Dante hesitated. He had never told anyone the truth about himself. Not all of it. Not the parts that mattered.
"My name is Dante Marchetti," he said slowly. "I work for a man named Don Vitale. He runs the Italian mafia in this city. I'm his soldier. His weapon. His cleaner."
Sloane turned to look at him, and her face was pale but calm. "You kill people for him."
"Yes."
"How many?"
"I stopped counting at fifty."
She flinched. Just a little. Just enough for him to notice. There it is, he thought. There's the fear. I wondered when it would come.
But instead of running away or screaming or calling him a monster, Sloane just nodded. "Fifty people," she repeated, like she was trying to understand what that number meant. "And you don't feel anything?"
"I feel everything," Dante said, and his voice cracked on the last word. "That's the problem. I feel everything, and I hate it, and I can't make it stop."
The silence between them was heavy and thick, filled with things neither of them knew how to say.
Then Sloane walked toward him, stopping just a few feet away. She looked up at his face, and he could see her studying him. The scars. The dark circles under his eyes. The gun on the table.
"You're not a monster," she said softly.
"How do you know?"
"Because monsters don't save girls in alleys. Monsters don't give them their jackets and their beds and their clothes." She reached out and touched his hand, her fingers light against his skin. "Monsters don't feel everything."
Dante looked down at her hand on his, and something inside him broke. Just a little. Just enough for him to feel it.
What are you doing to me? he wanted to ask. Why do you make me feel like I'm not already dead?
But he did not say any of that. He just stood there in his kitchen with a girl he barely knew, and for the first time in fifteen years, he did not feel alone.
A phone rang, cutting through the silence like a knife.
Dante pulled his hand away from Sloane's and walked to the table. The phone was not his. It was hers, the one he had taken from her pocket last night while she slept.
He held it out to her. "It's your mother."
Sloane's face went white. She took the phone with shaking hands and looked at the screen. The name on the display read "Mom," and underneath it, a picture of a woman with kind eyes and a sad smile.
"I have to answer," Sloane whispered.
"Then answer."
She pressed the button and raised the phone to her ear. "Hello?"
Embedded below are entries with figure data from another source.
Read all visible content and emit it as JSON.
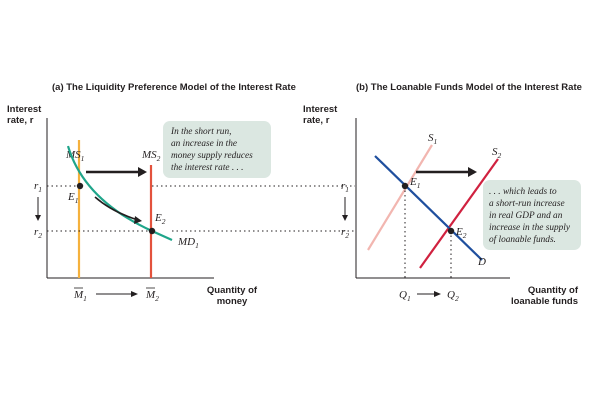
{
  "panel_a": {
    "title": "(a) The Liquidity Preference Model of the Interest Rate",
    "y_axis_label": [
      "Interest",
      "rate, r"
    ],
    "x_axis_label": [
      "Quantity of",
      "money"
    ],
    "curve_labels": {
      "ms1": "MS",
      "ms1_sub": "1",
      "ms2": "MS",
      "ms2_sub": "2",
      "md1": "MD",
      "md1_sub": "1"
    },
    "point_labels": {
      "e1": "E",
      "e1_sub": "1",
      "e2": "E",
      "e2_sub": "2"
    },
    "tick_labels": {
      "r1": "r",
      "r1_sub": "1",
      "r2": "r",
      "r2_sub": "2",
      "m1": "M",
      "m1_sub": "1",
      "m2": "M",
      "m2_sub": "2"
    },
    "note": [
      "In the short run,",
      "an increase in the",
      "money supply reduces",
      "the interest rate . . ."
    ]
  },
  "panel_b": {
    "title": "(b) The Loanable Funds Model of the Interest Rate",
    "y_axis_label": [
      "Interest",
      "rate, r"
    ],
    "x_axis_label": [
      "Quantity of",
      "loanable funds"
    ],
    "curve_labels": {
      "s1": "S",
      "s1_sub": "1",
      "s2": "S",
      "s2_sub": "2",
      "d": "D"
    },
    "point_labels": {
      "e1": "E",
      "e1_sub": "1",
      "e2": "E",
      "e2_sub": "2"
    },
    "tick_labels": {
      "r1": "r",
      "r1_sub": "1",
      "r2": "r",
      "r2_sub": "2",
      "q1": "Q",
      "q1_sub": "1",
      "q2": "Q",
      "q2_sub": "2"
    },
    "note": [
      ". . . which leads to",
      "a short-run increase",
      "in real GDP and an",
      "increase in the supply",
      "of loanable funds."
    ]
  },
  "colors": {
    "md_curve": "#1fa58a",
    "ms1_line": "#f5b13d",
    "ms2_line": "#e3523c",
    "s1_line": "#f2b6b0",
    "s2_line": "#d0213f",
    "d_line": "#1f4f9e",
    "note_bg": "#dbe7e1",
    "axis": "#231f20"
  }
}
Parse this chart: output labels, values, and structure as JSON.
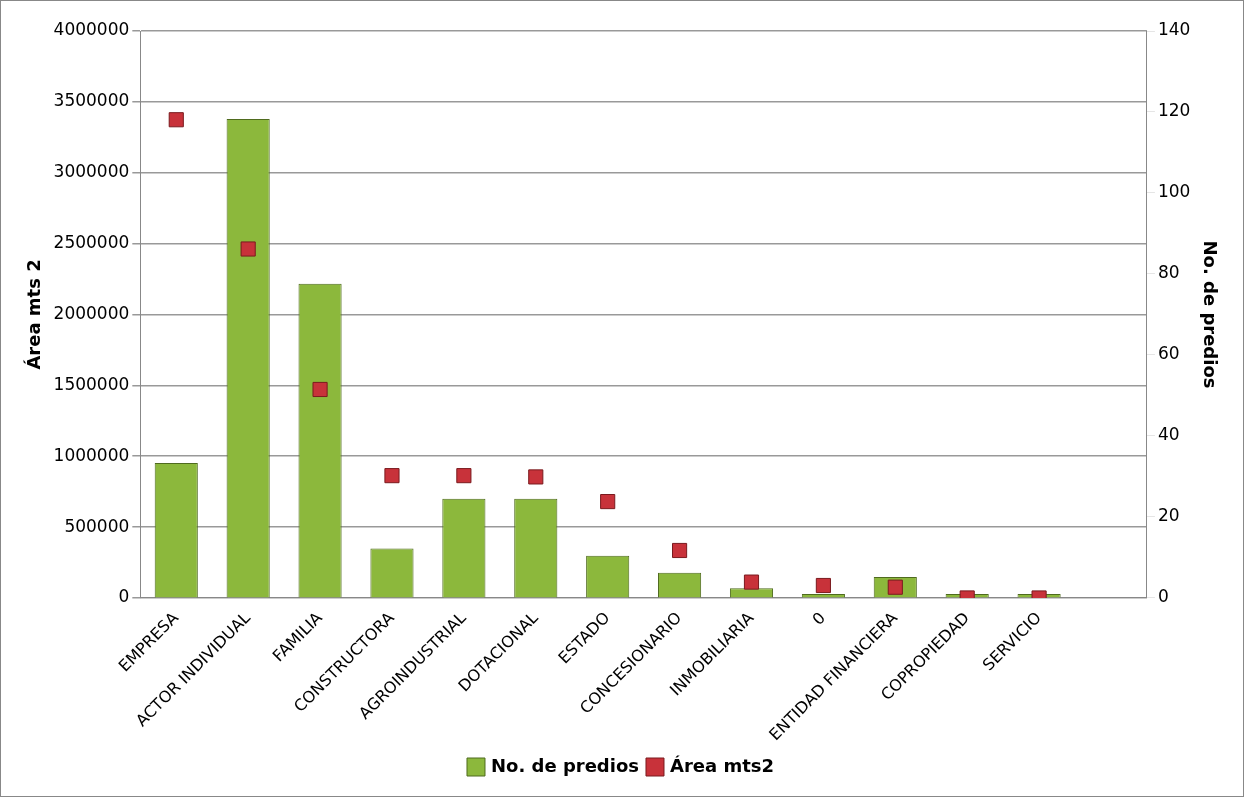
{
  "chart_data": {
    "type": "bar",
    "xlabel": null,
    "ylabel": "Área mts 2",
    "y2label": "No. de predios",
    "categories": [
      "EMPRESA",
      "ACTOR INDIVIDUAL",
      "FAMILIA",
      "CONSTRUCTORA",
      "AGROINDUSTRIAL",
      "DOTACIONAL",
      "ESTADO",
      "CONCESIONARIO",
      "INMOBILIARIA",
      "0",
      "ENTIDAD FINANCIERA",
      "COPROPIEDAD",
      "SERVICIO",
      null
    ],
    "series": [
      {
        "name": "No. de predios",
        "axis": "y2",
        "color": "#8cb83c",
        "values": [
          33.3,
          118.3,
          77.6,
          12.2,
          24.5,
          24.5,
          10.4,
          6.2,
          2.4,
          1,
          5.2,
          1,
          1,
          null
        ]
      },
      {
        "name": "Área mts2",
        "type": "scatter",
        "axis": "y",
        "color": "#c8323a",
        "values": [
          3374000,
          2462000,
          1471000,
          863000,
          863000,
          854000,
          680000,
          335000,
          112000,
          88000,
          76000,
          0,
          0,
          null
        ]
      }
    ],
    "ylim": [
      0,
      4000000
    ],
    "yticks": [
      0,
      500000,
      1000000,
      1500000,
      2000000,
      2500000,
      3000000,
      3500000,
      4000000
    ],
    "y2lim": [
      0,
      140
    ],
    "y2ticks": [
      0,
      20,
      40,
      60,
      80,
      100,
      120,
      140
    ],
    "grid": "y",
    "legend": "bottom",
    "marker": "square"
  }
}
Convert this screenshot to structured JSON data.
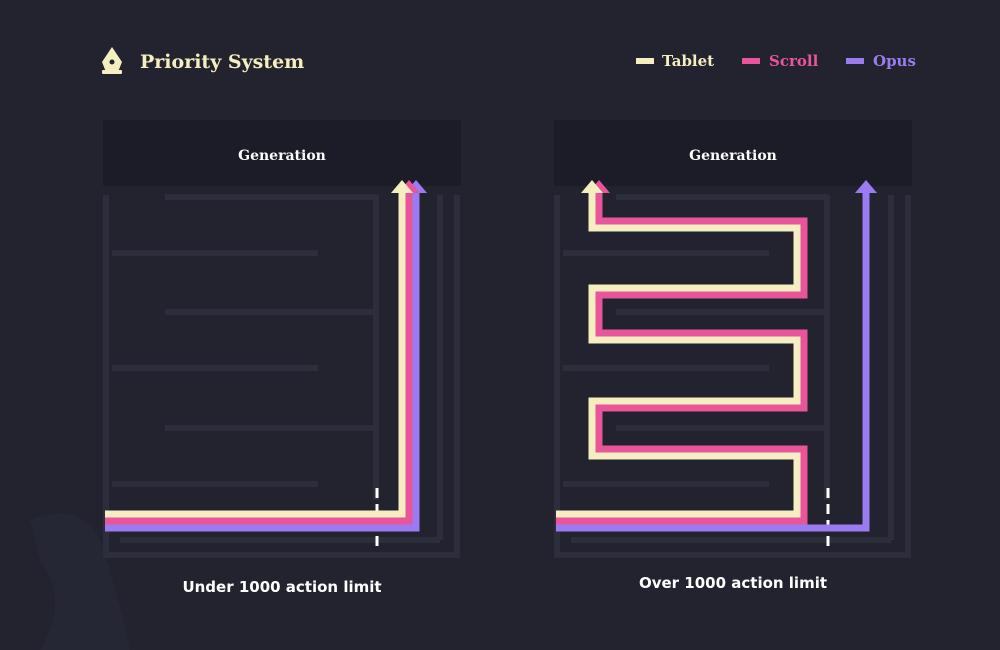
{
  "header": {
    "title": "Priority System"
  },
  "legend": [
    {
      "label": "Tablet"
    },
    {
      "label": "Scroll"
    },
    {
      "label": "Opus"
    }
  ],
  "panels": [
    {
      "heading": "Generation",
      "caption": "Under 1000 action limit"
    },
    {
      "heading": "Generation",
      "caption": "Over 1000 action limit"
    }
  ]
}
Dante could not hear what the woman on the other end was saying, but he could see Sloane's face change. Her eyes filled with tears, and her hands started shaking harder.
"I'm fine, Mom," she said, her voice barely steady. "I'm with a friend. No, you don't know him. I'll be home later."
There was a pause, and then Sloane's face went even paler.
"He knows," she whispered, looking at Dante with wide, frightened eyes. "Marcus knows I didn't go to the library. He's looking for me."
Dante took the phone from her hand and ended the call. He set it on the table and looked at Sloane, his mind racing.
If Marcus is looking for her, he'll find her eventually. And when he does, he'll hurt her again. Worse than before.
But there was another problem, a bigger problem, and Dante knew it even before Sloane said the words.
"Marcus knows people," Sloane said, her voice shaking. "Bad people. He used to work for someone. He has connections."
"What kind of connections?"
Sloane looked at him with tears streaming down her cheeks. "The same kind of connections you have."
Dante felt the floor drop out from under him.
Her stepfather is connected to the mafia, he thought. And if he finds out she's with me...
He did not finish the thought. He did not need to.
The danger had just multiplied.
And Dante had no idea how to protect her from it.